"Maschinikum" – Unikum des Maschinenbaus!
Ist das nicht ein wundervoller und treffender Name für unser "einzigartiges" Unikum im Technik-Museum Kassel im vor 150 Jahren erstellten Henschel-Werk 2 im Stadtteil Rothenditmold, also neben dem weitaus älteren ersten Werk am Holländischen Platz auch eine der bedeutendsten "Geburtsstätten" lokaler und regionaler Technik? Geschaffen zur Demonstration von Bewegungsabläufen im Maschinenbau erfüllt dieses TMK-Unikum keinerlei Aufgabe, dient keinem Zweck außer uns zu erfreuen, damit uns aber auch zum Nachdenken über früher selbstverständliche Techniken anzuregen, heute häufig verborgen! Erbauer war der 1928 geborene Elektromeister Robert Buss, der nach Eintritt in den Ruhestand – wie auch viele unserer ehrenamtlich Tätigen – seine reiche Lebenserfahrung in den 1990-er Jahren in die Tat umsetzte und dabei nach seinen Aussagen zu etwa 3/4 alte Gebrauchsgegenstände aus der Industrie und zu nur 1/4 neuwertige Teile aus dem Fachhandel verwendete.
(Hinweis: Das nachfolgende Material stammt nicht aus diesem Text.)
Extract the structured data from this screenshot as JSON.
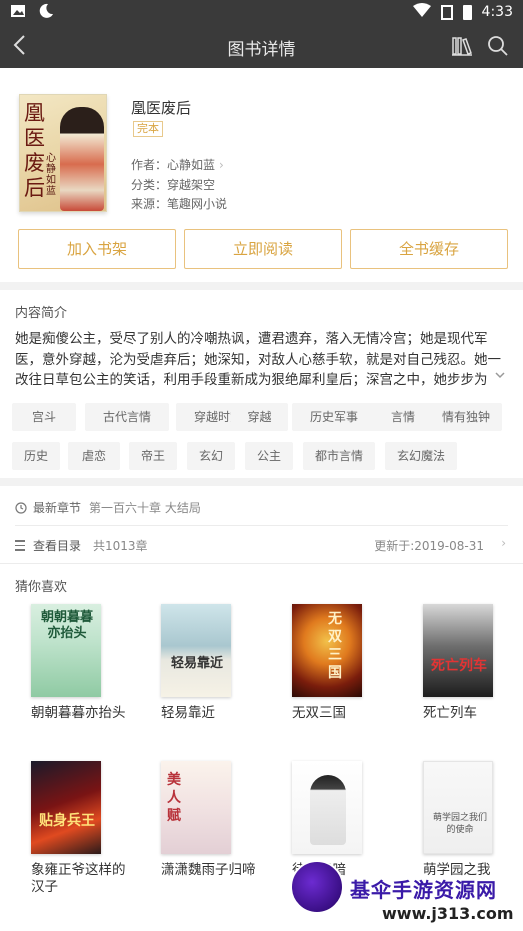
{
  "status": {
    "time": "4:33"
  },
  "appbar": {
    "title": "图书详情"
  },
  "book": {
    "title": "凰医废后",
    "status": "完本",
    "author": "作者：心静如蓝",
    "category": "分类：穿越架空",
    "source": "来源：笔趣网小说",
    "cover_title": "凰医废后",
    "cover_author": "心静如蓝"
  },
  "actions": {
    "add_shelf": "加入书架",
    "read_now": "立即阅读",
    "cache_all": "全书缓存"
  },
  "intro": {
    "heading": "内容简介",
    "text": "她是痴傻公主，受尽了别人的冷嘲热讽，遭君遗弃，落入无情冷宫；她是现代军医，意外穿越，沦为受虐弃后；她深知，对敌人心慈手软，就是对自己残忍。她一改往日草包公主的笑话，利用手段重新成为狠绝犀利皇后；深宫之中，她步步为"
  },
  "tags": [
    "宫斗",
    "古代言情",
    "穿越时空",
    "穿越",
    "历史军事",
    "言情",
    "情有独钟",
    "历史",
    "虐恋",
    "帝王",
    "玄幻",
    "公主",
    "都市言情",
    "玄幻魔法"
  ],
  "latest": {
    "label": "最新章节",
    "value": "第一百六十章 大结局"
  },
  "toc": {
    "label": "查看目录",
    "count": "共1013章",
    "updated": "更新于:2019-08-31"
  },
  "guess": {
    "heading": "猜你喜欢",
    "books": [
      {
        "name": "朝朝暮暮亦抬头",
        "cover_text": "朝朝暮暮亦抬头"
      },
      {
        "name": "轻易靠近",
        "cover_text": "轻易靠近"
      },
      {
        "name": "无双三国",
        "cover_text": "无双三国"
      },
      {
        "name": "死亡列车",
        "cover_text": "死亡列车"
      },
      {
        "name": "象雍正爷这样的汉子",
        "cover_text": "贴身兵王"
      },
      {
        "name": "潇潇魏雨子归啼",
        "cover_text": "美人赋"
      },
      {
        "name": "待嫁黑暗",
        "cover_text": ""
      },
      {
        "name": "萌学园之我",
        "cover_text": "萌学园之我们的使命"
      }
    ]
  },
  "watermark": {
    "line1": "基伞手游资源网",
    "line2": "www.j313.com"
  },
  "colors": {
    "accent": "#d9a441",
    "bar": "#3a3a3a"
  }
}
Was ist zu sehen, welche maschinellen Bewegungsabläufe können am "Maschinikum" studiert werden? Bei Erscheinen eines Linkzeichens im Bild (Hand mit ausgestrecktem Zeigefinger) verbirgt sich ein kleines, laienhaft erstelltes Video im MP4-Format dahinter, klicken Sie also bitte darauf, wenn Sie den Bewegungsablauf detaillierter sehen wollen. Versuchen wir also mit Hilfe der Bilder und der kurzen Video-Clips und einer Abfolge der Beschreibung einzelner Baugruppen das "Maschinikum" zu erklären, die sich an der zeitlichen Entwicklungsgeschichte der Objekte orientiert, jedoch keinesfalls alle umfassen wird:
Von vorn und von der linken Seite gut zu betrachten ein Mühlenantrieb für eine Getreidemühle – bis etwa 1820 technologischer Standard und durch die Technik des "Doppel-Walzenstuhls" abgelöst, dem TMK-Objekt des Monats September 2023. Das "Kammrad" mit seinen hölzernen, leicht auswechselbaren Zähnen wurde vom langsamer laufenden ebenfalls hölzernen Wind- oder Wasserrad (hier aus Platzgründen nicht angebaut) mit seiner horizontalen Welle angetrieben. Das deutlich kleinere und ebenfalls hölzerne "Laternenrad" mit seinen Stäben zwischen den Platten auf senkrechter hölzerner Welle trieb den rotierenden oberen Mühlstein aufgrund der entstehenden Getriebeübersetzung von Kamm- und Laternenrad mit höherer Drehzahl an. Dies bewirkte mit dem feststehenden unteren Mahlstein die Vermahlung des Korns wie beim Artikel über den Doppelwalzenstuhl im September beschrieben. Beide "Zahn"-Räder wie auch die Wellen und weitere Räder in der Mühle wurden von Zimmerleuten angefertigt, die Mühlsteine von Steinmetzen, Schmiede mussten auch Hand anlegen und vom Müllermeister und seinen Gesellen wurde alles bedient und gewartet.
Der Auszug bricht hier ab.